You could hardly put Cathal and Niall’s uselessness down to the male genes. Joseph O’Connor, their father, had always been the very model of civility and safety. He didn’t drink, he didn’t swear, he kissed his children and adored his wife. When he’d died in their early twenties and they
had sat next to his peaceful body in his satin-lined coffin, not knowing how to cry, both of them had realized with a weird pride that they were somehow less than him, even though they’d set out to be more. Outclassed by quiet averageness. The problem by then was that their personalities were set in stone—or pickled in alcohol, as their mother said—and they found that, no matter how hard they tried, they couldn’t be another Joe. So what did they do? Panicked, some would say. Cathal married a woman he’d known for only five minutes, and Niall went traveling.
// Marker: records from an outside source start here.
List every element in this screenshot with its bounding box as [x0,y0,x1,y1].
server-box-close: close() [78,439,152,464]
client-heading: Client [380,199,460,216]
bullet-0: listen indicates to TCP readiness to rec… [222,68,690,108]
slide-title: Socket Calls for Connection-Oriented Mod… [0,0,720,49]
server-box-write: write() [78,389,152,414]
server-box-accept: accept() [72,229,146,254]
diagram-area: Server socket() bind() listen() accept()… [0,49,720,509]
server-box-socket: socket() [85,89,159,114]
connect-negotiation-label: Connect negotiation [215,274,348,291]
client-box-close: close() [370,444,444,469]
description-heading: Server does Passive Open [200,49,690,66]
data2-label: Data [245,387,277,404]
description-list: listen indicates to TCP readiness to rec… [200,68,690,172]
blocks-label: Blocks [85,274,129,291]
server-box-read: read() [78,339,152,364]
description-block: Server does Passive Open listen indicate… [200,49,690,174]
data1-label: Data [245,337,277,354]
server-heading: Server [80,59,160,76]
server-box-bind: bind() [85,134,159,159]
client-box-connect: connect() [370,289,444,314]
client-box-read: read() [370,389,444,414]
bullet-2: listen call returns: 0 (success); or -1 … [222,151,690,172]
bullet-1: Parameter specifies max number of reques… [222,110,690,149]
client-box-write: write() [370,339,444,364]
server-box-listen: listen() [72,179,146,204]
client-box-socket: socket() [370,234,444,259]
Niall’s trip to France hadn’t been exactly planned. One minute he was maneuvering his bike through Richmond on his way to work as a restaurant manager at a mediocre hotel, and the next he turned right instead of left and ended up in Bordeaux, with the clothes he stood up in, his wallet and his Marlboro cigarettes. When he came back to England a year later, he knew so much about wine that he would have been a fool not to use the advantage. The other life change was that he now smoked Camels.
It was the age-old mistake of spending more time in the pub than he did at home that scotched Cathal’s marriage, which was why his children now only got silent kisses down the phone. He missed his two boys even more than he missed his father, but they didn’t seem to miss him. Not enough to take him up on his frequent invitations to stay, anyway.
“Oh, you come here, Dad,” eleven-year-old Christopher said in response. “That’ll be only the one flight, and anyway it’s easier for you.”
But it wasn’t that easy to cross the Atlantic, and it made life difficult for them when he arrived. Their mother’s American boyfriend was a little jumpy. A little jumpy and a bit big, but that was what steroids did for you, Cathal tried to joke, but it was hard to find the funny side when his youngest, Billy, was already picking up a Boston accent.
So not for the O’Connor brothers the semidetached family home in a suburb on Dublin’s more affluent south side. Not for them the extension over the garage for the fifth bedroom to accommodate the results of Catholic contraception. And not for them the lifestyle the brothers had been weaned on, the kids coming home for lunch on their bikes, their father on foot from the factory, the whole family round the table for grace before chicken salad. Their adult worlds could not have turned out more differently if they had tried. In other words, in O’Connor family terms, they were long gone.